I have found the following Laplace Transform in a list
$$\int\limits_0^{\infty}e^{-st}\frac{e^{-u^2/4t}}{\sqrt{\pi t}}dt = \frac{e^{-u\sqrt{s}}}{\sqrt{s}}.$$
I am wondering how to prove this? I tried to do some substitutions for the integral, but nothing worked. Can someone explain it to me?
I appreciate any help!
On
It is probably easier to prove first that if $A,B\in\mathbb{R}^+$ we have:
$$ \int_{0}^{+\infty}\exp\left(-A^2 x^2-\frac{B^2}{x^2}\right)\,dx = \frac{\sqrt{\pi}}{2A} e^{-2AB}\tag{1} $$
that is the same as proving that for every $C\in\mathbb{R}^+$ we have:
$$ \int_{0}^{+\infty}\exp\left(-x^2-\frac{C^2}{x^2}\right)\,dx = \frac{\sqrt{\pi}}{2}e^{-2C}\tag{2} $$
or:
$$ \int_{0}^{+\infty}\exp\left[-\left(x-\frac{C}{x}\right)^2\right]\,dx = \frac{\sqrt{\pi}}{2}.\tag{3} $$
However, $(3)$ is a trivial consequence of Glasser's master theorem.

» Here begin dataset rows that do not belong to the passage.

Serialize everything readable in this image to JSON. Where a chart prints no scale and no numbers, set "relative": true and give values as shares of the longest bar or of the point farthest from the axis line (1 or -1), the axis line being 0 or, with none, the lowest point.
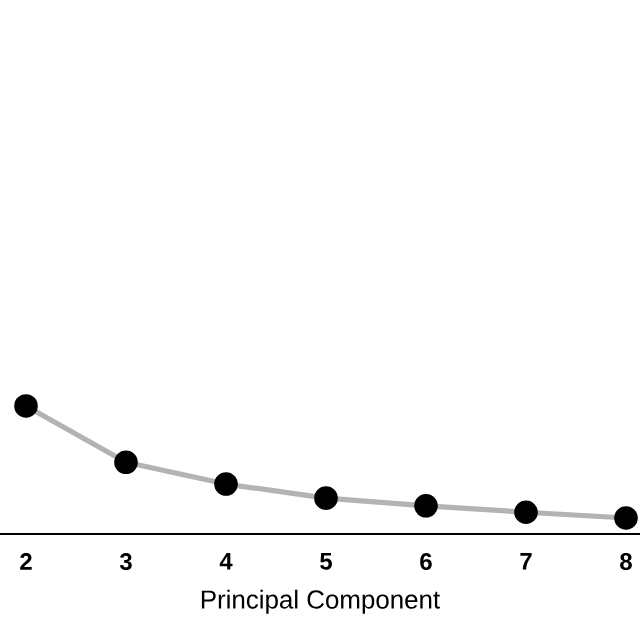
{
  "chart_data": {
    "type": "line",
    "relative": true,
    "xlabel": "Principal Component",
    "categories": [
      null,
      "2",
      "3",
      "4",
      "5",
      "6",
      "7",
      "8",
      null
    ],
    "series": [
      {
        "color": "#b3b3b3",
        "values": [
          null,
          1.0,
          0.56,
          0.39,
          0.28,
          0.22,
          0.17,
          0.125,
          null
        ]
      }
    ],
    "marker": "circle",
    "line_style": "solid"
  }
}
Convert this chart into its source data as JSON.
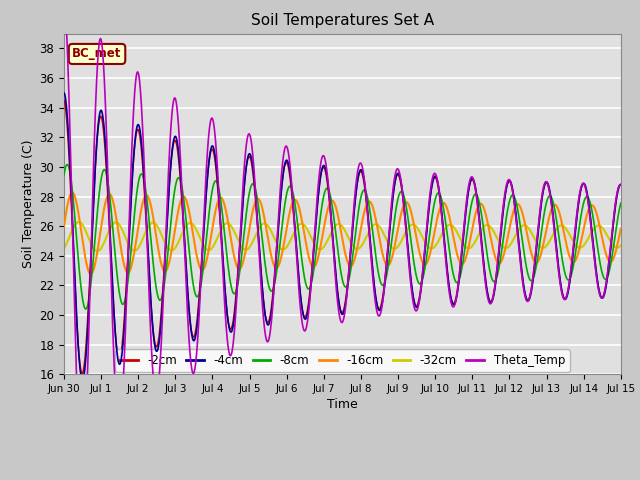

So you just have to use the substitution $t=v^2$, then exploit $(1)$.
First, enforcing the substitution $t\to t^2$ in the integral of interest yields
$$\begin{align} \int_0^\infty e^{-st}\,\frac{e^{-u^2/4t}}{\sqrt{\pi t}}\,dt&=\frac{2}{\sqrt\pi}\int_0^\infty e^{-s\left(t^2+u^2/4st^2\right)}\,dt\\\\ &=\frac{2e^{-u/\sqrt{s}}}{\sqrt\pi}\int_0^\infty e^{-s\left(t-u/2\sqrt{s}t\right)^2}\,dt \tag 1 \end{align}$$
Second, enforcing the substitution $t\to \sqrt{\frac{u}{2\sqrt{s}}}\,t$ into the right-hand side of $(1)$ and letting $\alpha =\sqrt{\frac{u}{2\sqrt{s}}}$ reveals
$$\frac{2e^{-u/\sqrt{s}}}{\sqrt\pi}\int_0^\infty e^{-s\left(t-u/2\sqrt{s}t\right)^2}\,dt=\frac{2e^{-u\sqrt{s}}}{\sqrt\pi}\alpha \int_0^\infty e^{-\alpha^2 s\left(t-1/t\right)^2}\,dt \tag 2$$
Third, enforcing the substitution $t\to 1/t$ in the integral on the right-hand side of $(3)$, we obtain
$$\frac{2e^{-u\sqrt{s}}}{\sqrt\pi}\alpha \int_0^\infty e^{-\alpha^2 s\left(t-1/t\right)^2}\,dt =\frac{2e^{-u\sqrt{s}}}{\sqrt\pi}\alpha \int_0^\infty e^{-\alpha^2 s\left(t-1/t\right)^2}\,\left(\frac{1}{t^2}\right)\,dt \tag 3$$
Next, adding $(2)$ and $(3)$ and dividing by $2$, we find that
$$\begin{align} \frac{2e^{-u\sqrt{s}}}{\sqrt\pi}\alpha \int_0^\infty e^{-\alpha^2 s\left(t-1/t\right)^2}\,dt&=\frac{e^{-u\sqrt{s}}}{\sqrt\pi}\alpha \int_0^\infty e^{-\alpha^2 s\left(t-1/t\right)^2}\,\left(1+\frac{1}{t^2}\right)\,dt\\\\ &=\frac{e^{-u\sqrt{s}}}{\sqrt\pi}\alpha \int_{-\infty}^{\infty}e^{-\alpha^2 s u^2}\,du\\\\ &=\frac{e^{-u\sqrt{s}}}{\sqrt{s}} \tag 4 \end{align}$$
Finally, substituting $(4)$ into $(1)$ we find
$$\bbox[5px,border:2px solid #C0A000]{\int_0^\infty e^{-st}\,\frac{e^{-u^2/4t}}{\sqrt{\pi t}}\,dt=\frac{e^{-u\sqrt{s}}}{\sqrt{s}}}$$
as was to be shown!